Sonuç olarak, bu ilişkinin gerçekleşmesi gereken maddi koşullar sorunu kesin bir şekilde ele alınmazsa, "doktor-hasta ilişkisi"ne yapılan herhangi bir başvuru etkisiz kalır . İhtiyaç duyulan şey iyi niyetlerin ilan edilmesi değil, iş organizasyonu, yatırımlar, yapılar, özel eğitim ve sağlık sisteminin önceliklerinin yeniden tanımlanmasıdır. Psikologları hastanın yoluna kalıcı olarak entegre eden onkoloji bölümlerinin örneği - algılanan kalite, tedaviye uyum ve hatta klinik sonuçlar açısından yaygın olarak belgelenmiş sonuçlarla - alternatif bir modelin mümkün olduğunu, ancak yalnızca kaynaklar, zaman, özverili profesyonellik ve kişisel bakımı sadece bir ifade olarak değil, bir gerçek olarak ortaya koyma yönündeki siyasi irade ile desteklendiğinde gösterir.

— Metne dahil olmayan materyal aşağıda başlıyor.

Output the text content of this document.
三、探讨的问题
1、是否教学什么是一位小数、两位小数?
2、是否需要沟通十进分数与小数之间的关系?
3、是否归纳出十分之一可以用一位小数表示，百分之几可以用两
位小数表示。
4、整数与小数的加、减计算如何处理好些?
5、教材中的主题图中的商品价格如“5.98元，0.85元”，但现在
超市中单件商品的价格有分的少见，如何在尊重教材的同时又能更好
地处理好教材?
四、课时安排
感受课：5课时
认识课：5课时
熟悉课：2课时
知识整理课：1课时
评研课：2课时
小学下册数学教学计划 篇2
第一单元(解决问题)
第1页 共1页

Sonuç olarak, sahte bilime karşı mücadele tam burada oynanır: resmî tıbbın insan boyutunu retorik veya yardımcı bir jest olarak değil, kolektif tercihler ve örgütsel yapılar tarafından inşa edilmiş ve garanti altına alınmış temel bir koşul olarak geri getirme yeteneğinde. Ancak doktorlar gerçekten de hastaya deneyiminde de eşlik edecek zamana, araçlara ve desteğe sahipse - her gün teknisyen mi yoksa insan mı olacaklarını seçmek zorunda kalmadan - sahte bilim en güçlü silahından mahrum bırakılacak ve tıp aynı anda hem bilim hem de ilişki, hem yöntem hem dinleme, hem test hem de dikkat olmaya geri dönebilecektir.
Hekimlere ve sağlık çalışanlarına tüm kaynakları, zamanı ve insan boyutunu geri verelim: Bu, hastaların güvenini yeniden kazanmak istiyorsak reformların ilki ve en önemlisidir.